Friday, November 29, 2024

Greetings from early morning western Massachusetts. The pines that surround this house are barely visible through the windows, nothing more than slashes of shadow. I sit here alone at the kitchen island, listening to coffee drip, listening to the hum of the refrigerator, feeling a bit as if I am on an island--just a trick of the lighting, I think, which swans over the white countertop but has no power over the dark that presses against the tall windows, the dark that is poised beyond the doorways.

Yesterday we drove all morning through rain, accompanied by yet another weird noise from my car, but the roads weren't icy, traffic wasn't oppressive, so we made decent time. A long day ensued of cooking, eating, and game playing--Thanksgiving in its traditional garb--and now today, post-holiday, the kitchen has a wan and wary look, as if no one should expect anything more from it.

I didn't know what book to bring, so I snatched Nabokov's Pale Fire off the shelf. I'm still under the spell of Elizabeth Bowen's The Little Girls, which I reread in a rush over the past couple of days . . . I love Bowen so much; I hunger after her strange sentences, her intense, oblique characters, her thick inscrutable emotions. Nabokov may be a bad follow-up, or not. But he is what I have.

This week I did a thing I don't do much of these days: I submitted a stack of work to journals--sent the essay off, sent a bunch of poems off. For some reason I keep thinking about the fact that I actually did it. I am surprised at myself, and also I am surprised by my surprise: why have I gotten so hermit-like about my new work? I know I write well. I don't feel at all shy about sharing it. But submissions: ugh. The process is so uninviting. Why not just stick a fork in my eye?

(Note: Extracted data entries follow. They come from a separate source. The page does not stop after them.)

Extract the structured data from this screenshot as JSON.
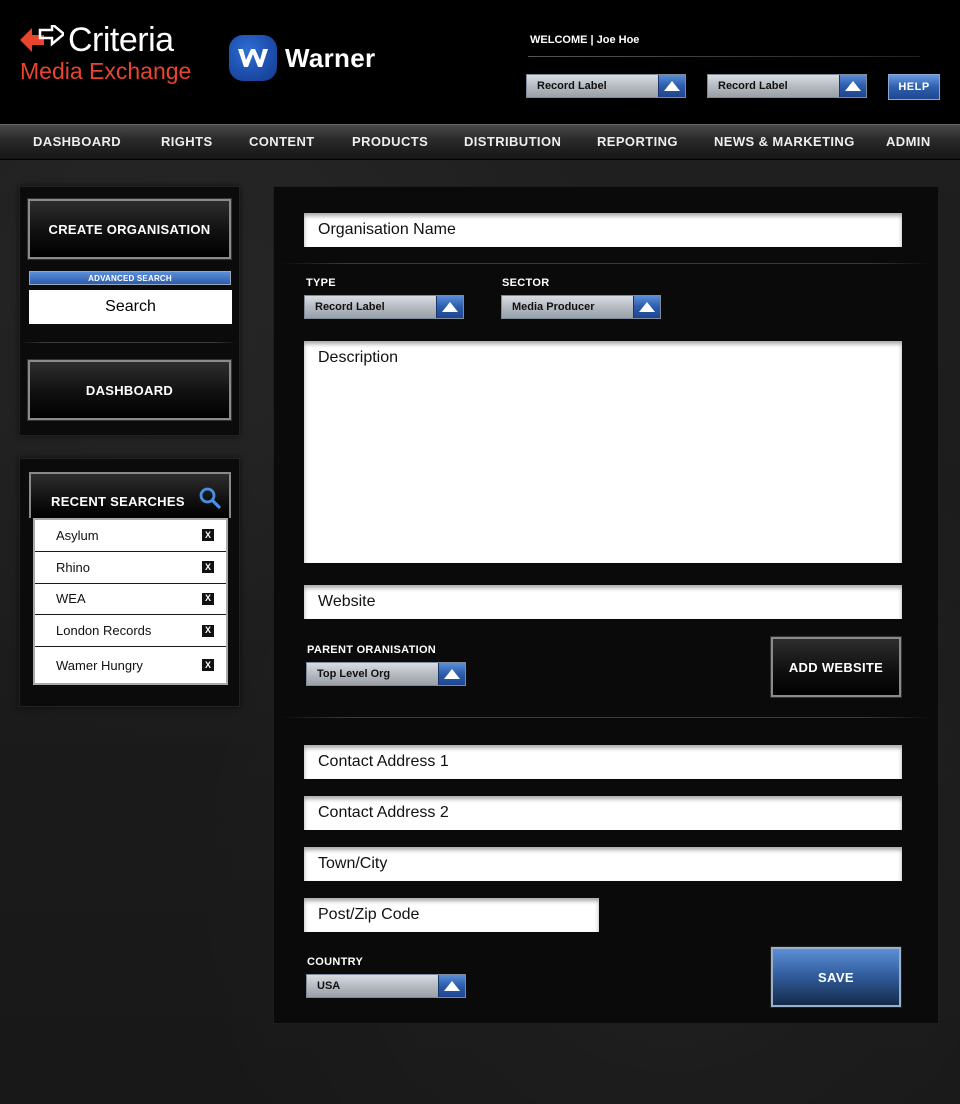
{
  "header": {
    "brand_name": "Criteria",
    "brand_sub": "Media Exchange",
    "partner_name": "Warner",
    "welcome_text": "WELCOME | Joe Hoe",
    "select_1": "Record Label",
    "select_2": "Record Label",
    "help_label": "HELP"
  },
  "nav": {
    "items": [
      "DASHBOARD",
      "RIGHTS",
      "CONTENT",
      "PRODUCTS",
      "DISTRIBUTION",
      "REPORTING",
      "NEWS & MARKETING",
      "ADMIN"
    ]
  },
  "sidebar": {
    "create_org_label": "CREATE ORGANISATION",
    "advanced_search_label": "ADVANCED SEARCH",
    "search_value": "Search",
    "dashboard_label": "DASHBOARD",
    "recent_title": "RECENT SEARCHES",
    "recent_items": [
      "Asylum",
      "Rhino",
      "WEA",
      "London Records",
      "Wamer Hungry"
    ],
    "remove_glyph": "X"
  },
  "form": {
    "org_name_placeholder": "Organisation Name",
    "type_label": "TYPE",
    "type_value": "Record Label",
    "sector_label": "SECTOR",
    "sector_value": "Media Producer",
    "description_placeholder": "Description",
    "website_placeholder": "Website",
    "parent_label": "PARENT ORANISATION",
    "parent_value": "Top Level Org",
    "add_website_label": "ADD WEBSITE",
    "address1_placeholder": "Contact Address 1",
    "address2_placeholder": "Contact Address 2",
    "city_placeholder": "Town/City",
    "zip_placeholder": "Post/Zip Code",
    "country_label": "COUNTRY",
    "country_value": "USA",
    "save_label": "SAVE"
  },
  "colors": {
    "accent_blue": "#2c5cab",
    "brand_red": "#e8452c",
    "background": "#1c1c1c"
  }
}
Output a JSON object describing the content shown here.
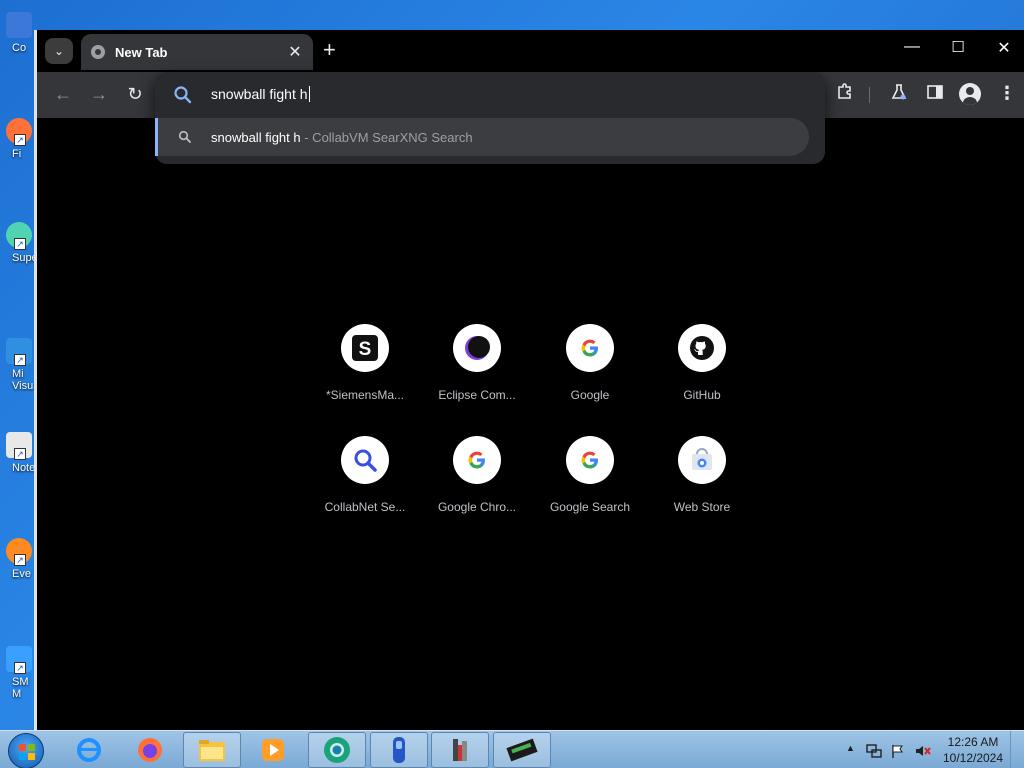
{
  "desktop": {
    "icons": [
      {
        "label": "Co",
        "color": "#3b78d8"
      },
      {
        "label": "Fi",
        "color": "#ff7139"
      },
      {
        "label": "Supe",
        "color": "#4fd3b0"
      },
      {
        "label": "Mi\nVisua",
        "color": "#2f8fe0"
      },
      {
        "label": "Note",
        "color": "#e8e8e8"
      },
      {
        "label": "Eve",
        "color": "#ff8a1f"
      },
      {
        "label": "SM\nM",
        "color": "#3aa0ff"
      }
    ]
  },
  "browser": {
    "tab_title": "New Tab",
    "tab_close": "✕",
    "new_tab": "+",
    "window_controls": {
      "minimize": "—",
      "maximize": "☐",
      "close": "✕"
    },
    "nav": {
      "back": "←",
      "forward": "→",
      "reload": "↻"
    },
    "toolbar_icons": [
      "puzzle-icon",
      "labs-flask-icon",
      "side-panel-icon",
      "profile-icon",
      "kebab-menu-icon"
    ],
    "omnibox": {
      "query": "snowball fight h",
      "suggestion": {
        "query": "snowball fight h",
        "suffix": " - CollabVM SearXNG Search"
      }
    },
    "shortcuts": [
      {
        "name": "*SiemensMa...",
        "icon": "siemens-s-icon"
      },
      {
        "name": "Eclipse Com...",
        "icon": "eclipse-icon"
      },
      {
        "name": "Google",
        "icon": "google-g-icon"
      },
      {
        "name": "GitHub",
        "icon": "github-icon"
      },
      {
        "name": "CollabNet Se...",
        "icon": "search-magnifier-icon"
      },
      {
        "name": "Google Chro...",
        "icon": "google-g-icon"
      },
      {
        "name": "Google Search",
        "icon": "google-g-icon"
      },
      {
        "name": "Web Store",
        "icon": "web-store-icon"
      }
    ]
  },
  "taskbar": {
    "items": [
      "internet-explorer-icon",
      "firefox-icon",
      "file-explorer-icon",
      "media-player-icon",
      "chrome-icon",
      "remote-device-icon",
      "tools-icon",
      "memory-card-icon"
    ],
    "clock_time": "12:26 AM",
    "clock_date": "10/12/2024",
    "tray_chevron": "▲"
  },
  "colors": {
    "accent": "#8ab4f8",
    "toolbar": "#35363a",
    "omnibox_bg": "#282a2d",
    "desktop": "#1d6fd1"
  }
}
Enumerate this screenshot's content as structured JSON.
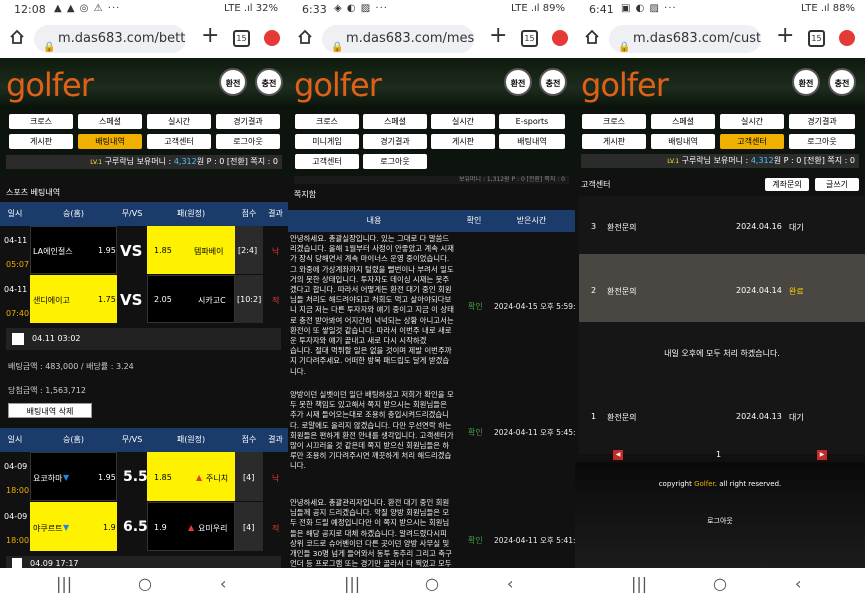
{
  "p1": {
    "status": {
      "time": "12:08",
      "icons": "▲ ▲ ◎ ⚠ ···",
      "battery": "LTE .ıl 32%"
    },
    "url": "m.das683.com/betting",
    "tabs": "15",
    "logo": "golfer",
    "btn_left": "환전",
    "btn_right": "충전",
    "menu": [
      "크로스",
      "스페셜",
      "실시간",
      "경기결과",
      "게시판",
      "배팅내역",
      "고객센터",
      "로그아웃"
    ],
    "info": {
      "lv": "LV.1",
      "user": "구루락",
      "balance_label": "님 보유머니 :",
      "balance": "4,312",
      "unit": "원",
      "point": "P : 0",
      "extra": "[전환]",
      "note": "쪽지 : 0"
    },
    "section_title": "스포츠 베팅내역",
    "headers": [
      "일시",
      "승(홈)",
      "무/VS",
      "패(원정)",
      "점수",
      "결과"
    ],
    "rows1": [
      {
        "date": "04-11",
        "time": "05:07",
        "home": "LA에인절스",
        "hodd": "1.95",
        "vs": "VS",
        "aodd": "1.85",
        "away": "템파베이",
        "score": "[2:4]",
        "res": "낙"
      },
      {
        "date": "04-11",
        "time": "07:40",
        "home": "샌디에이고",
        "hodd": "1.75",
        "vs": "VS",
        "aodd": "2.05",
        "away": "시카고C",
        "score": "[10:2]",
        "res": "적"
      }
    ],
    "slip1": {
      "date": "04.11 03:02",
      "amount": "배팅금액 : 483,000 / 배당률 : 3.24",
      "win": "당첨금액 : 1,563,712",
      "delete": "배팅내역 삭제"
    },
    "rows2": [
      {
        "date": "04-09",
        "time": "18:00",
        "home": "요코하마",
        "hodd": "1.95",
        "vs": "5.5",
        "aodd": "1.85",
        "away": "주니치",
        "score": "[4]",
        "res": "낙"
      },
      {
        "date": "04-09",
        "time": "18:00",
        "home": "야쿠르트",
        "hodd": "1.9",
        "vs": "6.5",
        "aodd": "1.9",
        "away": "요미우리",
        "score": "[4]",
        "res": "적"
      }
    ],
    "slip2_date": "04.09 17:17"
  },
  "p2": {
    "status": {
      "time": "6:33",
      "icons": "◈ ◐ ▨ ···",
      "battery": "LTE .ıl 89%"
    },
    "url": "m.das683.com/message",
    "tabs": "15",
    "logo": "golfer",
    "btn_left": "환전",
    "btn_right": "충전",
    "menu": [
      "크로스",
      "스페셜",
      "실시간",
      "E-sports",
      "미니게임",
      "경기결과",
      "게시판",
      "배팅내역",
      "고객센터",
      "로그아웃"
    ],
    "info": "보유머니 : 1,312원 P : 0 [전환] 쪽지 : 0",
    "section_title": "쪽지함",
    "headers": [
      "내용",
      "확인",
      "받은시간"
    ],
    "msgs": [
      {
        "lines": [
          "안녕하세요. 총괄실장입니다. 있는 그대로 다 말씀드",
          "리겠습니다. 올해 1월부터 사정이 안좋았고 계속 시재",
          "가 장식 당해면서 계속 마이너스 운영 중이었습니다.",
          "그 와중에 가상계좌까지 털렸을 뻘번이나 부려서 일도",
          "거의 못한 상태입니다. 투자자도 데이싱 시재는 못주",
          "겠다고 합니다. 따라서 어떻게든 환전 대기 중인 회원",
          "님들 처리도 해드려야되고 처회도 먹고 살아야되다보",
          "니 지금 저는 다른 투자자와 얘기 중이고 지금 이 상태",
          "로 충전 받아봐여 어지간히 넉넉되는 상황 아니고서는",
          "환전이 또 쌓일것 같습니다. 따라서 이번주 내로 새로",
          "운 투자자와 얘기 끝내고 새로 다시 시작하겠",
          "습니다. 절대 먹튀할 일은 없을 것이며 제발 이번주까",
          "지 기다려주세요. 어떠한 방목 패드립도 달게 받겠습",
          "니다."
        ],
        "check": "확인",
        "time": "2024-04-15 오후 5:59:58"
      },
      {
        "lines": [
          "양방이던 실벳이던 일단 배팅하셨고 저희가 확인을 모",
          "두 못한 책임도 있고해서 쪽지 받으시는 회원님들은",
          "추가 시재 들어오는대로 조용히 충입시켜드리겠습니",
          "다. 로얄에도 올리지 않겠습니다. 다만 우선연락 하는",
          "회원들은 편하게 환전 안내를 생각입니다. 고객센터가",
          "많이 시끄러울 것 같은데 쪽지 받으신 회원님들은 하",
          "루만 조용히 기다려주시면 깨끗하게 처리 해드리겠습",
          "니다."
        ],
        "check": "확인",
        "time": "2024-04-11 오후 5:45:13"
      },
      {
        "lines": [
          "안녕하세요. 총괄관리자입니다. 환전 대기 중인 회원",
          "님들께 공지 드리겠습니다. 악질 양방 회원님들은 모",
          "두 전화 드릴 예정입니다만 이 쪽지 받으시는 회원님",
          "들은 해당 공지로 대체 하겠습니다. 알려드렸다시피",
          "상위 코드로 슈어벤이던 다른 곳이던 양방 사무실 및",
          "개인들 30명 넘게 들어와서 동투 동추리 그리고 축구",
          "언더 등 프로그램 또는 경기만 골라서 다 찍었고 모두",
          "당첨된 상황입니다. 환전 시재가 약 1억 가까이 되고"
        ],
        "check": "확인",
        "time": "2024-04-11 오후 5:41:49"
      }
    ]
  },
  "p3": {
    "status": {
      "time": "6:41",
      "icons": "▣ ◐ ▨ ···",
      "battery": "LTE .ıl 88%"
    },
    "url": "m.das683.com/customer",
    "tabs": "15",
    "logo": "golfer",
    "btn_left": "환전",
    "btn_right": "충전",
    "menu": [
      "크로스",
      "스페셜",
      "실시간",
      "경기결과",
      "게시판",
      "배팅내역",
      "고객센터",
      "로그아웃"
    ],
    "info": {
      "lv": "LV.1",
      "user": "구루락",
      "balance_label": "님 보유머니 :",
      "balance": "4,312",
      "unit": "원",
      "point": "P : 0",
      "extra": "[전환]",
      "note": "쪽지 : 0"
    },
    "section_title": "고객센터",
    "btn_account": "계좌문의",
    "btn_write": "글쓰기",
    "posts": [
      {
        "no": "3",
        "title": "환전문의",
        "date": "2024.04.16",
        "status": "대기"
      },
      {
        "no": "2",
        "title": "환전문의",
        "date": "2024.04.14",
        "status": "완료"
      },
      {
        "no": "1",
        "title": "환전문의",
        "date": "2024.04.13",
        "status": "대기"
      }
    ],
    "reply": "내일 오후에 모두 처리 하겠습니다.",
    "page": "1",
    "copyright_pre": "copyright ",
    "copyright_brand": "Golfer",
    "copyright_post": ". all right reserved.",
    "logout": "로그아웃"
  },
  "nav": {
    "recent": "|||",
    "home": "○",
    "back": "‹"
  }
}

With Thanksgiving (sort of) behind us, December looms. I've got two more Monson sessions before Christmas, though my editing obligations will likely slow down until the new year. We'll be traveling to Vermont for the holiday, then in early January heading back to Brooklyn, where I'll be zoom-teaching amidst a big gathering to celebrate Paul's NYC directorial debut and two family birthdays, plus doing whatever I can do to help Stephen deal with Ray's legacy of stuff.

 


I am a bee in a field of clover, bumping and lurching.